Quasiment 20 ans après son très chouette «Walk the Line» (dédié à Johnny "The Man in Black" Cash), le talentueux réalisateur James Mangold s‘attaque à un autre grand nom de la scène musicale américaine : Bob Dylan, figure majeure du folk-rock, mais que je connais finalement assez peu, hormis ses morceaux les plus célèbres.
S'éloignant du biopic hagiographique traditionnel, le cinéaste/co-scénariste fait le choix de s'intéresser plus à la musique de Dylan et l'effet que celle-ci produit sur les personnes qui croisent sa route qu'à l'artiste lui-même.
Film à l'ADN très musical, où la mise en scène classieuse et immersive de Mangold vient reproduire l'effervescence d'une époque (le New York des années 60) avec tous les bouleversements, notamment politiques et sociétaux, qu'elle traverse, ce «Parfait Inconnu» est d'abord l'histoire d'un artiste à contre-courant, qui a toujours refusé qu'on le mette dans une case, qu'on le cantonne à un seul genre bien précis, qu'on le possède ; l'histoire d'un jeune homme au passé mystérieux et vivant au jour le jour, là où la vie et la musique décident de l'emmener ; l'histoire d'une musique qui doit venir du cœur et des tripes, plutôt que par obligation ou pour une question d'image et de ventes, et capable de déjouer les attentes, et faire réagir les foules, les bousculer, et finalement les emporter.

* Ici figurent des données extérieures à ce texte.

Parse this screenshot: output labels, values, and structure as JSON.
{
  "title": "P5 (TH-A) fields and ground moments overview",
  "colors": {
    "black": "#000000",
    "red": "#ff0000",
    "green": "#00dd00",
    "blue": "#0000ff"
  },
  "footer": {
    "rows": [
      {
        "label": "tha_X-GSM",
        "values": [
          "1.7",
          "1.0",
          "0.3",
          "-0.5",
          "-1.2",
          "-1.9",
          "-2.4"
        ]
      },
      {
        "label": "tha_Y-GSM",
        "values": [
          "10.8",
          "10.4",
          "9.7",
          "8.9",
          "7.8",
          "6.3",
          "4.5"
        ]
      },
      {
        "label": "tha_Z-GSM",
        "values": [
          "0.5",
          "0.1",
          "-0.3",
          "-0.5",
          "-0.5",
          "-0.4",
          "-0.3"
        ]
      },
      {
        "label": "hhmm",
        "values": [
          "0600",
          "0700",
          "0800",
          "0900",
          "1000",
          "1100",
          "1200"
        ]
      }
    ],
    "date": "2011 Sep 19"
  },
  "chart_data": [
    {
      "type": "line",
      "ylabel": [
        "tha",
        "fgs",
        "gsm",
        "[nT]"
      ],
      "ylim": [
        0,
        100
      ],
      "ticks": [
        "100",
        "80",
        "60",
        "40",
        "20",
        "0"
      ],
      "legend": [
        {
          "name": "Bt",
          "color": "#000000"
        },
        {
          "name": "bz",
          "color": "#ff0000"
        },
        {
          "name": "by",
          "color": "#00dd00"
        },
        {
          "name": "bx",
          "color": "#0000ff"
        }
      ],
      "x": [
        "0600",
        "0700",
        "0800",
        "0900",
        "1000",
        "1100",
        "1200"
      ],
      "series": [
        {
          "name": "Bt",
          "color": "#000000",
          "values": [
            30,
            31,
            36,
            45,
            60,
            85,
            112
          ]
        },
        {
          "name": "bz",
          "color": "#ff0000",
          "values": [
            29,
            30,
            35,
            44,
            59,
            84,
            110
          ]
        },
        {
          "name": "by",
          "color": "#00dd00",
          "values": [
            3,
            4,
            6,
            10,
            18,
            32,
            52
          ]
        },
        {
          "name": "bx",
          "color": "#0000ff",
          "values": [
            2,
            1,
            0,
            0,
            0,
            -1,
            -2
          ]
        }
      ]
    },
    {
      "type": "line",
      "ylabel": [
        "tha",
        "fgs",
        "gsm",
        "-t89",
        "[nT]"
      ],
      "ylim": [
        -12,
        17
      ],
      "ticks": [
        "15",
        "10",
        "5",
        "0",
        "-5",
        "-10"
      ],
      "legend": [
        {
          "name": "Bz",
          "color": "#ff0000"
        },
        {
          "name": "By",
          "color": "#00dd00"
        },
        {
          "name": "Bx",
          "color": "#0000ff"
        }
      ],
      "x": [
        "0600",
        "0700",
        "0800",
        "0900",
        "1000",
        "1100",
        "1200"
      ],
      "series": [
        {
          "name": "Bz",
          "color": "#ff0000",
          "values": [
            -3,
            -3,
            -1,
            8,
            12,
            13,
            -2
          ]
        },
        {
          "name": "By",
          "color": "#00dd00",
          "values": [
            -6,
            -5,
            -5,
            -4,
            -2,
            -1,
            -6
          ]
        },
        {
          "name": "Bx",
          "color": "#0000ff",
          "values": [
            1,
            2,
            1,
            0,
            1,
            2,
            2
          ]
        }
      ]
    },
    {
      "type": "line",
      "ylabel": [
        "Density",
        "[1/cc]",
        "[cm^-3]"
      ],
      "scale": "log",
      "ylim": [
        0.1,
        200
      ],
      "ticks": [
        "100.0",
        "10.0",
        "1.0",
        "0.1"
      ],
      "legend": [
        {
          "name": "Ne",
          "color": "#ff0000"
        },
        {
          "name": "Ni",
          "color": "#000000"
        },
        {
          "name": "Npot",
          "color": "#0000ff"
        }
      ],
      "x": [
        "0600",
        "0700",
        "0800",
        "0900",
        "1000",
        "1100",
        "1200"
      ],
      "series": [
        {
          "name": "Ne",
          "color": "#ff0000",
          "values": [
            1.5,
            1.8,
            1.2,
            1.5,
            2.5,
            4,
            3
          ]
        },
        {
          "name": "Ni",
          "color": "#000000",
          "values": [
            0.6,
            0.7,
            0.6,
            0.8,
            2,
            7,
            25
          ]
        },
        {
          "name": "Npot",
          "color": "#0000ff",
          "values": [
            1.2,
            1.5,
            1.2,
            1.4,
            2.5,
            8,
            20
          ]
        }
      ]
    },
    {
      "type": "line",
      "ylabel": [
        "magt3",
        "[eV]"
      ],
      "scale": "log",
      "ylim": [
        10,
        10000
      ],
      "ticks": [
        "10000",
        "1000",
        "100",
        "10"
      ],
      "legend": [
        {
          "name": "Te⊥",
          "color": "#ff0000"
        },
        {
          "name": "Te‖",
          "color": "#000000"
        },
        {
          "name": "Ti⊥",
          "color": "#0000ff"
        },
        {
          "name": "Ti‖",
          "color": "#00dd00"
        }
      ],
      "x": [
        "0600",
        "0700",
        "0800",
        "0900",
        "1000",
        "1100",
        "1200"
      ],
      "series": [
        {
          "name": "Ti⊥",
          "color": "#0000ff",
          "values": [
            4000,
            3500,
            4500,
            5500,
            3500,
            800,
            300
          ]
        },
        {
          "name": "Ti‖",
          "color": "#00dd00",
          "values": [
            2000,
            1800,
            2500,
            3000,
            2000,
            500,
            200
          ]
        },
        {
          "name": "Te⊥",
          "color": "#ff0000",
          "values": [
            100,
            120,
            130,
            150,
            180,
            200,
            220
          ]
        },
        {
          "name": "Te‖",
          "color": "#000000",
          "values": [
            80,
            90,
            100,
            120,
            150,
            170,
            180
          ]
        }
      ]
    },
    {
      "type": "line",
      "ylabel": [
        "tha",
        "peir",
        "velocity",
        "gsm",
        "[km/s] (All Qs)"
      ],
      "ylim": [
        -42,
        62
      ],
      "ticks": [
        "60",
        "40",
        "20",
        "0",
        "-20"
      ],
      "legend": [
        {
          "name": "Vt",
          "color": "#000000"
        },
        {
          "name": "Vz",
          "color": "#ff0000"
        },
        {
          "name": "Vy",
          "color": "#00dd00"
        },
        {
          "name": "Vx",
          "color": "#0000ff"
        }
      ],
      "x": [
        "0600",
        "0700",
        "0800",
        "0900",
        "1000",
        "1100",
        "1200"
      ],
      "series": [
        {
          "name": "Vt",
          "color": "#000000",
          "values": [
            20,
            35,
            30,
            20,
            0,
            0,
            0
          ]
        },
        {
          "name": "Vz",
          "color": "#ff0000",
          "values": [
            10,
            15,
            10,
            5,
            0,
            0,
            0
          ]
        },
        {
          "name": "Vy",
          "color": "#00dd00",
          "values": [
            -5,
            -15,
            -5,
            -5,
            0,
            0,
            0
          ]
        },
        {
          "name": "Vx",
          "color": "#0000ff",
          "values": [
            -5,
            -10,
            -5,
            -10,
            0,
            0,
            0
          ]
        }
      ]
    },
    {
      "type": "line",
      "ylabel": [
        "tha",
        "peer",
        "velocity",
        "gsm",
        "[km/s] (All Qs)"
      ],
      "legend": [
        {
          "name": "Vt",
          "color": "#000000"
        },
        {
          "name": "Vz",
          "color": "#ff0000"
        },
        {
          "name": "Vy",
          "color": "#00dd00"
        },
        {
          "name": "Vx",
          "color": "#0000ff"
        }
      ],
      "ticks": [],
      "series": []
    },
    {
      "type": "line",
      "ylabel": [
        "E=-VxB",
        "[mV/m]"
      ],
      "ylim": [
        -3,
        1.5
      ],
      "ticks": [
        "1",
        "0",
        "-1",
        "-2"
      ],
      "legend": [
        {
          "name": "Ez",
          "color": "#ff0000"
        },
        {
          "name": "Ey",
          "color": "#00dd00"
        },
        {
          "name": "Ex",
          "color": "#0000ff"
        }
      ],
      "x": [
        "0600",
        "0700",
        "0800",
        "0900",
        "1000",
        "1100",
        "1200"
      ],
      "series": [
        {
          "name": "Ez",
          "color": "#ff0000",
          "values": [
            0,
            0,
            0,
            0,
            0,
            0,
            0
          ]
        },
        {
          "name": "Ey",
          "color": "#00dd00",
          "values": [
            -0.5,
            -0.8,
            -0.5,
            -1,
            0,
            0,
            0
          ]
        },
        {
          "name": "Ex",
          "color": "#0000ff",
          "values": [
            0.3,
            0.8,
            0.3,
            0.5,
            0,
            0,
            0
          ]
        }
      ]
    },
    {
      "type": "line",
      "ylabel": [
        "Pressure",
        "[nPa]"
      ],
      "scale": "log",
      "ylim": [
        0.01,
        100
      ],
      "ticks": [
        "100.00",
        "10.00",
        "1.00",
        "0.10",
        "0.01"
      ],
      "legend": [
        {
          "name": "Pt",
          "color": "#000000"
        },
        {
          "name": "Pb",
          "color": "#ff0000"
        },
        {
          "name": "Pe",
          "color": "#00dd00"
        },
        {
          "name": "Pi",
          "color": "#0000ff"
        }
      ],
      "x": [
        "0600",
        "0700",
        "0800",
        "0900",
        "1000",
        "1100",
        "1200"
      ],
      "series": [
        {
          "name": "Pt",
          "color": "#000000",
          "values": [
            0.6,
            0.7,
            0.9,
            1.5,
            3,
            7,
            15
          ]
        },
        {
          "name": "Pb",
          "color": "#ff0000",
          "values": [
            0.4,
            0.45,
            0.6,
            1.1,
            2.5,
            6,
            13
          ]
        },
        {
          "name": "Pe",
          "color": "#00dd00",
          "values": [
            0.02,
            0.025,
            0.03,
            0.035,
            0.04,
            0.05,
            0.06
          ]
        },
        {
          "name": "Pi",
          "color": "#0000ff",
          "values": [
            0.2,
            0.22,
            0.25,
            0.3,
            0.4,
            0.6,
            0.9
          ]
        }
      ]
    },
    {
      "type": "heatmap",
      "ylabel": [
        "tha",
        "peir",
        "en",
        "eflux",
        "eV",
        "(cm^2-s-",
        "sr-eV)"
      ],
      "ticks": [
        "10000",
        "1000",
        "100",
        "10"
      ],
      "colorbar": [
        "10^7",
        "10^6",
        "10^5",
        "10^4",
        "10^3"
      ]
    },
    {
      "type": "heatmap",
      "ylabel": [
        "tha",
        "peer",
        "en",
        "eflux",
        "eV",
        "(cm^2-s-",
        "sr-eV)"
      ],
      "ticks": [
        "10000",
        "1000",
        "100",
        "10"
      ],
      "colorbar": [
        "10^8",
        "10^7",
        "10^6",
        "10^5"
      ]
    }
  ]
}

M'ayant un peu rappelé le «Inside Llewyn Davis» des frères Coen de par son esprit et l'époque qu'il met en scène (plutôt logique finalement, celui-ci étant un hommage direct à la scène folk de Greenwich Village, et à Dylan lui-même), l'une des forces principales de cette œuvre aux ellipses bien dosées est son casting investi et talentueux, dont Edward Norton dans le rôle de Pete Seeger ou encore Monica Barbaro (déjà vu dans «Top Gun : Maverick») dans celui de Joan Baez.
Mais la cerise sur le gâteau revient sans conteste à Timothée Chalamet, s'appropriant la voix et la gestuelle de Dylan et se révélant aussi bon chanteur-musicien qu'il est acteur. Emprunt d'un mimétisme certain (mais sans en faire trop), on finirait presque par en oublier que ce n'est pas le vrai Bob Dylan à l'écran. Une belle performance qui lui a permis d'être, très justement, nommé aux prochains Oscars.
Construit en 2 phases (l'ascension, puis la scission), et faisant couler la musique dans ses veines, un film impeccablement exécuté, devant lequel je ne me suis pas ennuyé et je me suis laissé porter, en particulier lors de ses séquences de concert, intimistes comme plus imposantes (mention spéciale à ce dernier concert chaotique au Festival de Folk de Newport).
Mais un film qui ne m'a finalement pas marqué autant que je le pensais. Peut-être est-ce dû au fait que je ne connaisse pas assez Dylan, ou encore que certains segments narratifs m'ont moins passionné (notamment le trio Dylan-Russo-Baez, déjà vu ailleurs), m'ayant laissé un peu à distance de certains personnages et de leurs rapports entre eux.
Un bon film musical, ni plus ni moins. 6,5-7/10.